Une grande partie d’internet a été paralysée plusieurs heures, vendredi aux États-Unis. Une cyber-attaque, menée en plusieurs vagues, a empêché l’accès à plusieurs mastodontes du web, dont Twitter, Spotify ou eBay, ainsi qu’à de grands médias américains, comme CNN, New York Times, Boston Globe, Financial Times, The Guardian.

Cette attaque, de très grande ampleur, soulève de vives inquiétudes chez les autorités américaines. De nombreuses questions se posent, car l’identité, l’origine géographique et les motivations des auteurs demeurent encore inconnues. Yasser Kazar,  fondateur de la start-up Yogoshare et spécialiste en cyber-criminalité, analyse cette attaque pour Europe 1.

  • Comment une telle attaque a-t-elle pu se produire ?

Il y a deux éléments pour la comprendre. La nature de l’attaque : le DDoS (une attaque par déni de service, ndlr), où on va noyer un serveur avec des requêtes pour qu’il ne puisse plus répondre. Dit autrement, on va simuler des millions de connexions sur le site de la SNCF par exemple, du coup la machine sera dépassée et le site sera incapable de répondre à toutes ces requêtes.

Le deuxième élément, c’est ce qu’on appelle les DNS (Domain name system, système de noms de domaine), des systèmes qui permettent de transformer un nom de domaine. L’attaque de vendredi a ciblé l’entreprise Dyn, qui s’occupe de gérer les DNS d’une grande partie des entreprises type Twitter, CNN, PayPal… La combinaison de ces deux éléments a fait que l’attaque a mis à genoux un nombre incroyable de sites.

  • Pourquoi ces sites internet ont-ils été interrompus aussi longtemps ?

Parce que les attaquants mobilisent beaucoup de machines ! Ils ont simulé une attaque et l’ont maintenu pendant plusieurs heures. Généralement, il faut aussi du temps aux entreprises pour identifier ce qu’il se passe et redémarrer les serveurs. L’entreprise qui subit l’attaque ne pourra pas se relever en quelques minutes. Surtout, quand un service comme PayPal sur lequel il y a des transactions financières est arrêté, on ne redémarre pas la machine en un claquement de doigts. Il y a des précautions à prendre et des analyses à faire pour savoir quelles transactions ont été interrompues ou encore perdues.

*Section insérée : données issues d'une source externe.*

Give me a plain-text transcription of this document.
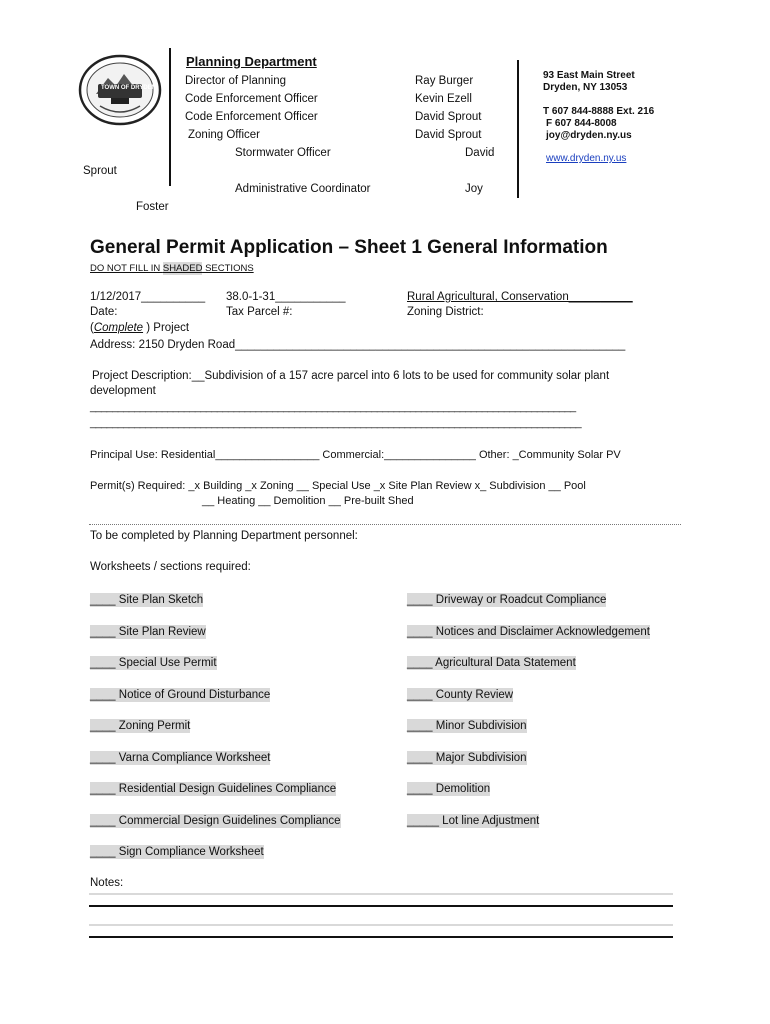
TOWN OF DRYDEN
Planning Department
Director of Planning	Ray Burger
Code Enforcement Officer	Kevin Ezell
Code Enforcement Officer	David Sprout
Zoning Officer	David Sprout
Stormwater Officer	David
Sprout
Administrative Coordinator	Joy
Foster
93 East Main Street
Dryden, NY 13053
T 607 844-8888 Ext. 216
F 607 844-8008
joy@dryden.ny.us
www.dryden.ny.us
General Permit Application – Sheet 1 General Information
DO NOT FILL IN SHADED SECTIONS
1/12/2017__________
Date:
38.0-1-31___________
Tax Parcel #:
Rural Agricultural, Conservation__________
Zoning District:
(Complete ) Project
Address: 2150 Dryden Road_____________________________________________________________
Project Description:__Subdivision of a 157 acre parcel into 6 lots to be used for community solar plant
development
________________________________________________________________________________________
_________________________________________________________________________________________
Principal Use: Residential_________________ Commercial:_______________ Other: _Community Solar PV
Permit(s) Required: _x Building _x Zoning __ Special Use _x Site Plan Review x_ Subdivision __ Pool
__ Heating __ Demolition __ Pre-built Shed
To be completed by Planning Department personnel:
Worksheets / sections required:
____ Site Plan Sketch
____ Site Plan Review
____ Special Use Permit
____ Notice of Ground Disturbance
____ Zoning Permit
____ Varna Compliance Worksheet
____ Residential Design Guidelines Compliance
____ Commercial Design Guidelines Compliance
____ Sign Compliance Worksheet
____ Driveway or Roadcut Compliance
____ Notices and Disclaimer Acknowledgement
____ Agricultural Data Statement
____ County Review
____ Minor Subdivision
____ Major Subdivision
____ Demolition
_____ Lot line Adjustment
Notes:
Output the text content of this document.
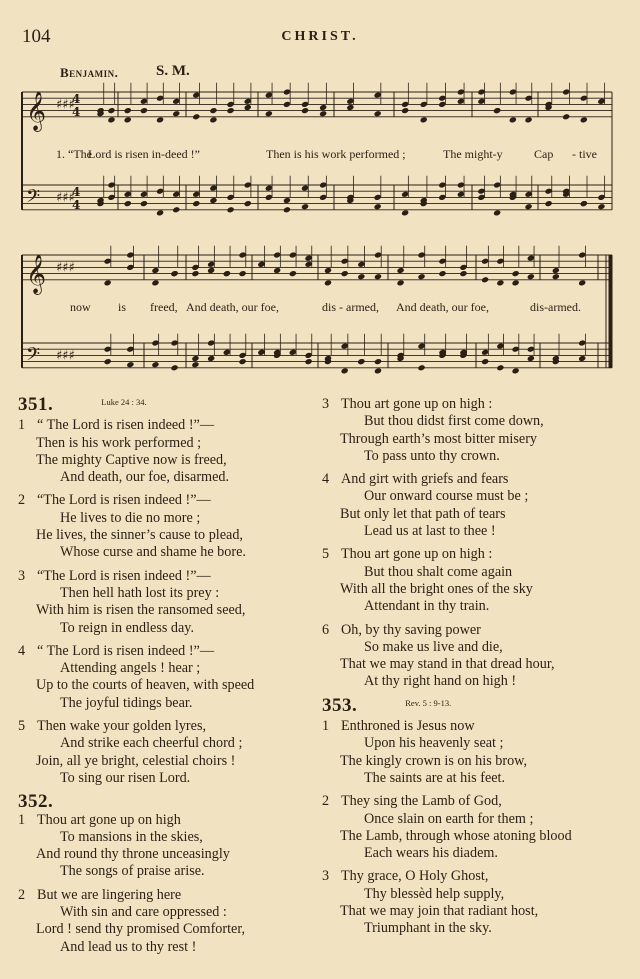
104	CHRIST.
Benjamin.	S. M.
𝄞 ♯♯♯
𝄢 ♯♯♯
𝄞 ♯♯♯
𝄢 ♯♯♯
4
4
4
4
1. “The
Lord is risen in-deed !”	Then is his work performed ;	The might-y	Cap - tive
now is freed, And death, our foe,	dis - armed, And death, our foe,	dis-armed.
351.	Luke 24 : 34.
1 “ The Lord is risen indeed !”—
Then is his work performed ;
The mighty Captive now is freed,
And death, our foe, disarmed.
2 “The Lord is risen indeed !”—
He lives to die no more ;
He lives, the sinner’s cause to plead,
Whose curse and shame he bore.
3 “The Lord is risen indeed !”—
Then hell hath lost its prey :
With him is risen the ransomed seed,
To reign in endless day.
4 “ The Lord is risen indeed !”—
Attending angels ! hear ;
Up to the courts of heaven, with speed
The joyful tidings bear.
5 Then wake your golden lyres,
And strike each cheerful chord ;
Join, all ye bright, celestial choirs !
To sing our risen Lord.
352.
1 Thou art gone up on high
To mansions in the skies,
And round thy throne unceasingly
The songs of praise arise.
2 But we are lingering here
With sin and care oppressed :
Lord ! send thy promised Comforter,
And lead us to thy rest !
3 Thou art gone up on high :
But thou didst first come down,
Through earth’s most bitter misery
To pass unto thy crown.
4 And girt with griefs and fears
Our onward course must be ;
But only let that path of tears
Lead us at last to thee !
5 Thou art gone up on high :
But thou shalt come again
With all the bright ones of the sky
Attendant in thy train.
6 Oh, by thy saving power
So make us live and die,
That we may stand in that dread hour,
At thy right hand on high !
353.	Rev. 5 : 9-13.
1 Enthroned is Jesus now
Upon his heavenly seat ;
The kingly crown is on his brow,
The saints are at his feet.
2 They sing the Lamb of God,
Once slain on earth for them ;
The Lamb, through whose atoning blood
Each wears his diadem.
3 Thy grace, O Holy Ghost,
Thy blessèd help supply,
That we may join that radiant host,
Triumphant in the sky.
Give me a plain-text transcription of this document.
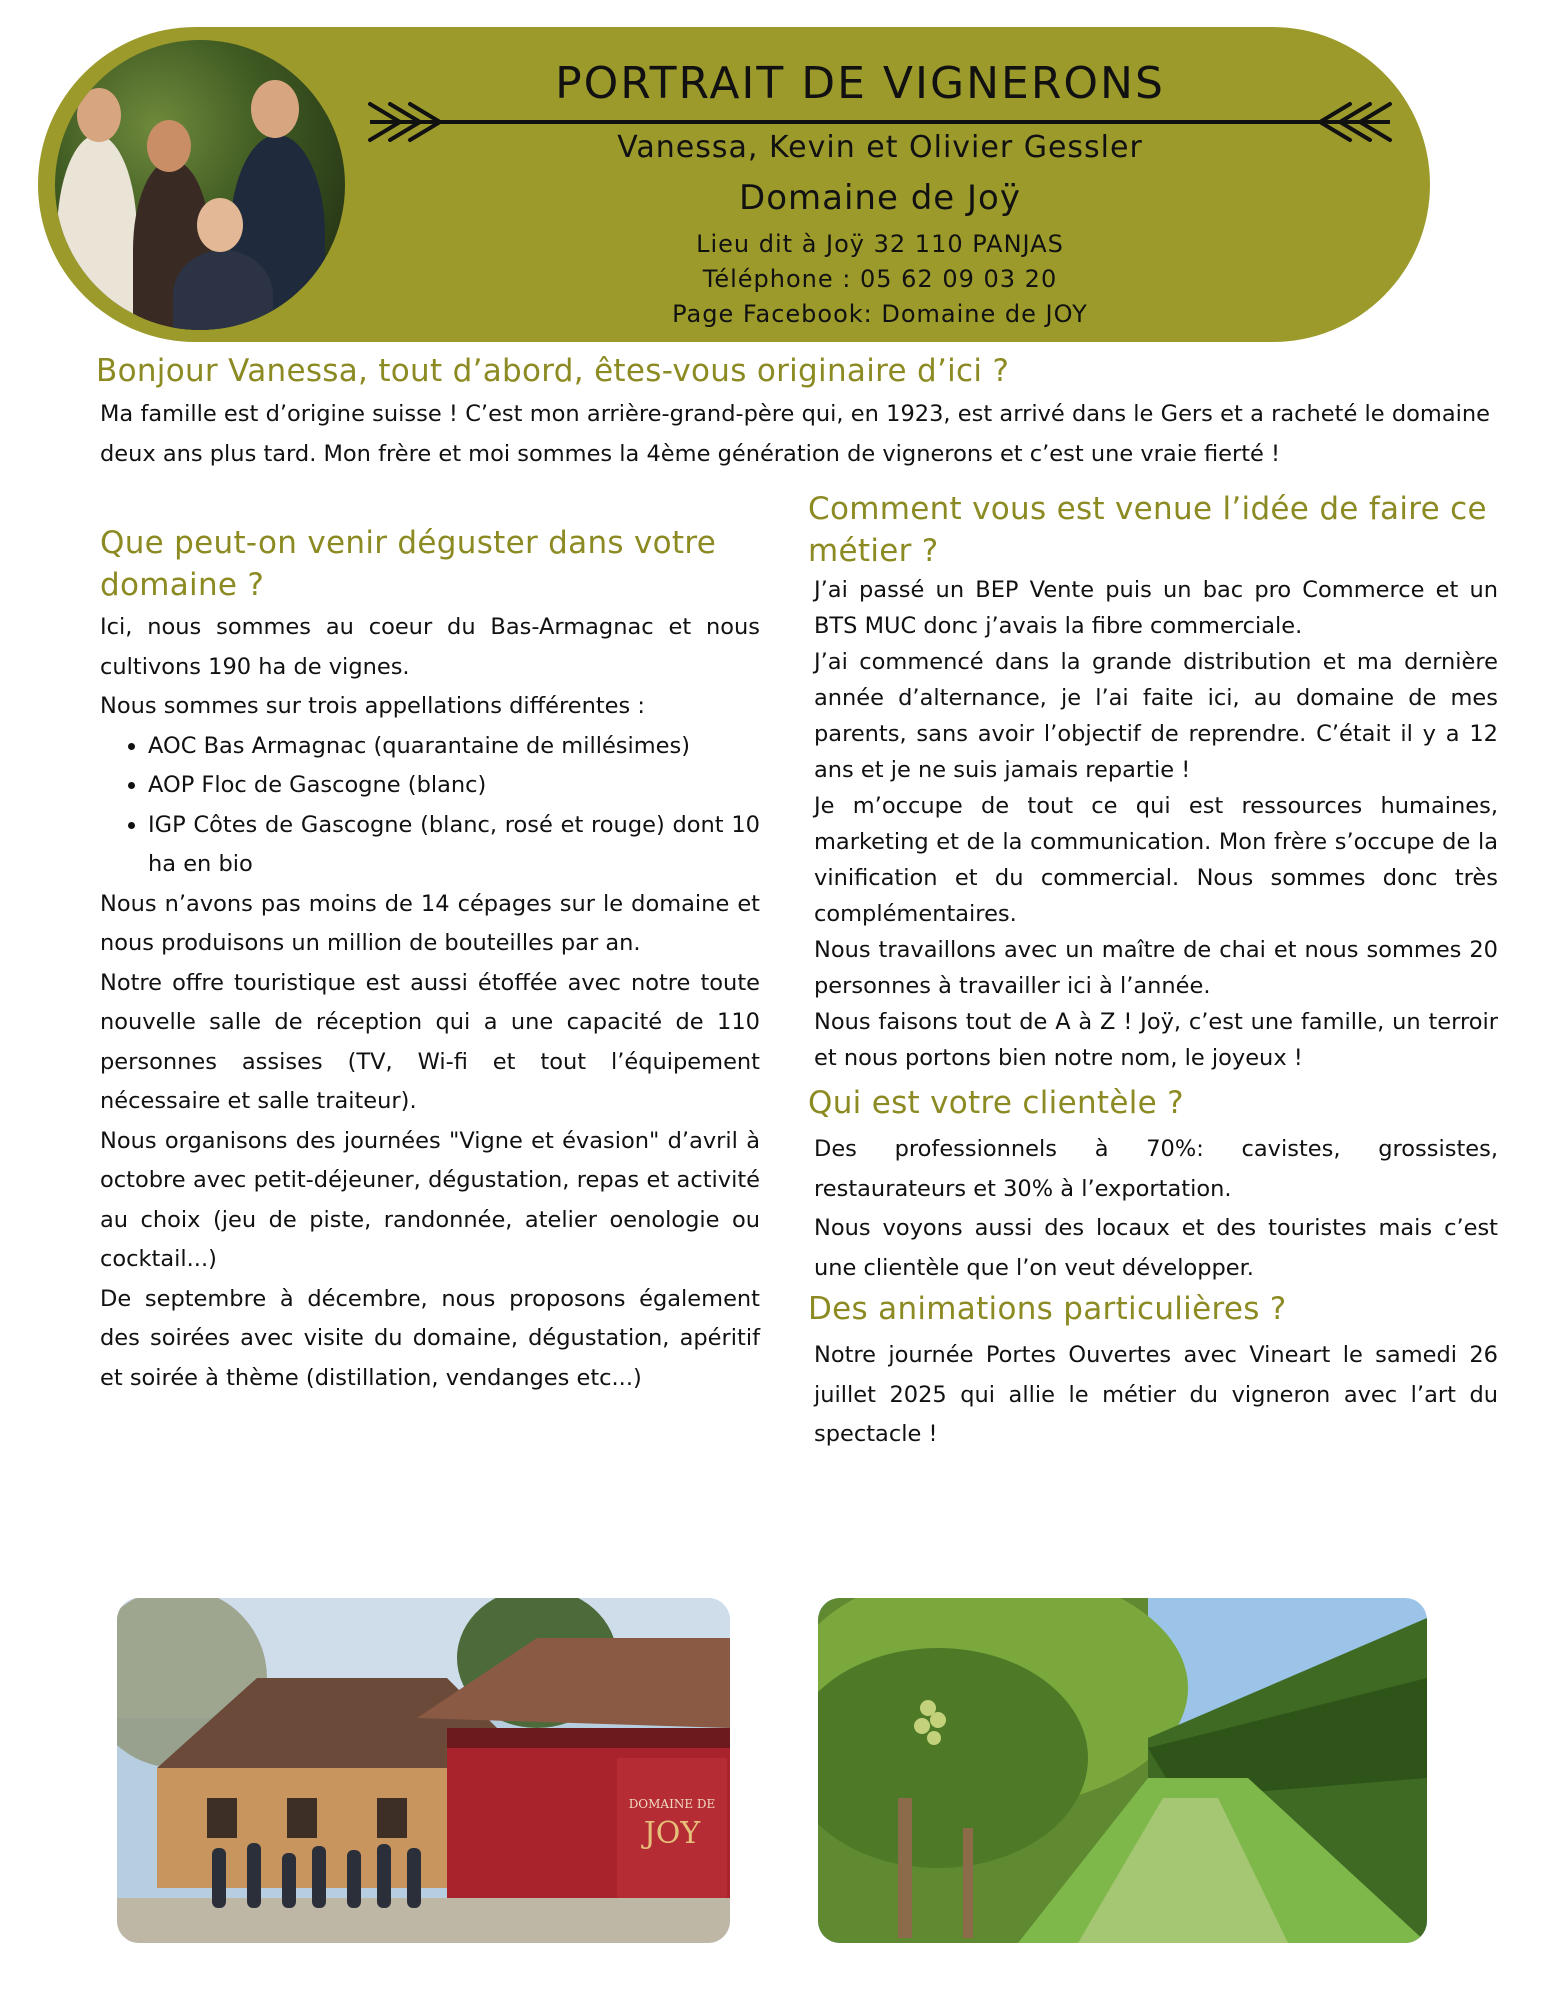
PORTRAIT DE VIGNERONS
Vanessa, Kevin et Olivier Gessler
Domaine de Joÿ
Lieu dit à Joÿ 32 110 PANJAS
Téléphone : 05 62 09 03 20
Page Facebook: Domaine de JOY
Bonjour Vanessa, tout d’abord, êtes-vous originaire d’ici ?

Ma famille est d’origine suisse ! C’est mon arrière-grand-père qui, en 1923, est arrivé dans le Gers et a racheté le domaine deux ans plus tard. Mon frère et moi sommes la 4ème génération de vignerons et c’est une vraie fierté !

Que peut-on venir déguster dans votre domaine ?

Ici, nous sommes au coeur du Bas-Armagnac et nous cultivons 190 ha de vignes.

Nous sommes sur trois appellations différentes :

• AOC Bas Armagnac (quarantaine de millésimes)
• AOP Floc de Gascogne (blanc)
• IGP Côtes de Gascogne (blanc, rosé et rouge) dont 10 ha en bio

Nous n’avons pas moins de 14 cépages sur le domaine et nous produisons un million de bouteilles par an.

Notre offre touristique est aussi étoffée avec notre toute nouvelle salle de réception qui a une capacité de 110 personnes assises (TV, Wi-fi et tout l’équipement nécessaire et salle traiteur).

Nous organisons des journées "Vigne et évasion" d’avril à octobre avec petit-déjeuner, dégustation, repas et activité au choix (jeu de piste, randonnée, atelier oenologie ou cocktail...)

De septembre à décembre, nous proposons également des soirées avec visite du domaine, dégustation, apéritif et soirée à thème (distillation, vendanges etc...)

Comment vous est venue l’idée de faire ce métier ?

J’ai passé un BEP Vente puis un bac pro Commerce et un BTS MUC donc j’avais la fibre commerciale.

J’ai commencé dans la grande distribution et ma dernière année d’alternance, je l’ai faite ici, au domaine de mes parents, sans avoir l’objectif de reprendre. C’était il y a 12 ans et je ne suis jamais repartie !

Je m’occupe de tout ce qui est ressources humaines, marketing et de la communication. Mon frère s’occupe de la vinification et du commercial. Nous sommes donc très complémentaires.

Nous travaillons avec un maître de chai et nous sommes 20 personnes à travailler ici à l’année.

Nous faisons tout de A à Z ! Joÿ, c’est une famille, un terroir et nous portons bien notre nom, le joyeux !

Qui est votre clientèle ?

Des professionnels à 70%: cavistes, grossistes, restaurateurs et 30% à l’exportation.

Nous voyons aussi des locaux et des touristes mais c’est une clientèle que l’on veut développer.

Des animations particulières ?

Notre journée Portes Ouvertes avec Vineart le samedi 26 juillet 2025 qui allie le métier du vigneron avec l’art du spectacle !

DOMAINE DE
JOY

  • Quel est l’intérêt d’une attaque de cette ampleur ?

Pour le moment, il est difficile de se prononcer. En tout cas, les Etats-Unis sont clairement visés, car la majorité des entreprises touchées sont américaines. L’impact se chiffre en millions d’euros. Un site comme PayPal arrêté pendant sept heures cause un gros manque à gagner. Pour Twitter de nombreuses campagnes publicitaires sont arrêtées.

Aujourd’hui, ces attaques doivent être intégrées par les grandes entreprises. Imaginez qu’on bloque le système d’informations d’une grande banque pendant plusieurs heures : l’impact serait énorme pour l’entreprise et tout l’écosystème qui en dépend.

  • Qui est capable de mener une telle attaque ?

Il y a deux cas de figure possibles. Ça peut être des groupes de cyber-criminels bien structurés, avec des ressources et des compétences. Une autre hypothèse : un État, qui pourrait avoir intérêt à tester une attaque grandeur nature. Depuis quelques semaines, il y a eu plusieurs attaques assez avancées et ciblées sur des infrastructures névralgiques du web.

Si ce sont des groupes qui en sont à l’origine, ils sont très structurés et ont des revendications politiques. Ou alors ce sont des Etats, qui sont rentrés dans une phase concrète d’une cyber-guerre dont on parlait il y a quelques années. Ça pourrait être des pays rivaux des Etats-Unis, comme la Russie ou la Chine, tout en sachant que les Russes eux-mêmes se font attaquer sur leurs infrastructures. Toutefois, rien de factuel ne permet de connaître l’identité de ces attaquants.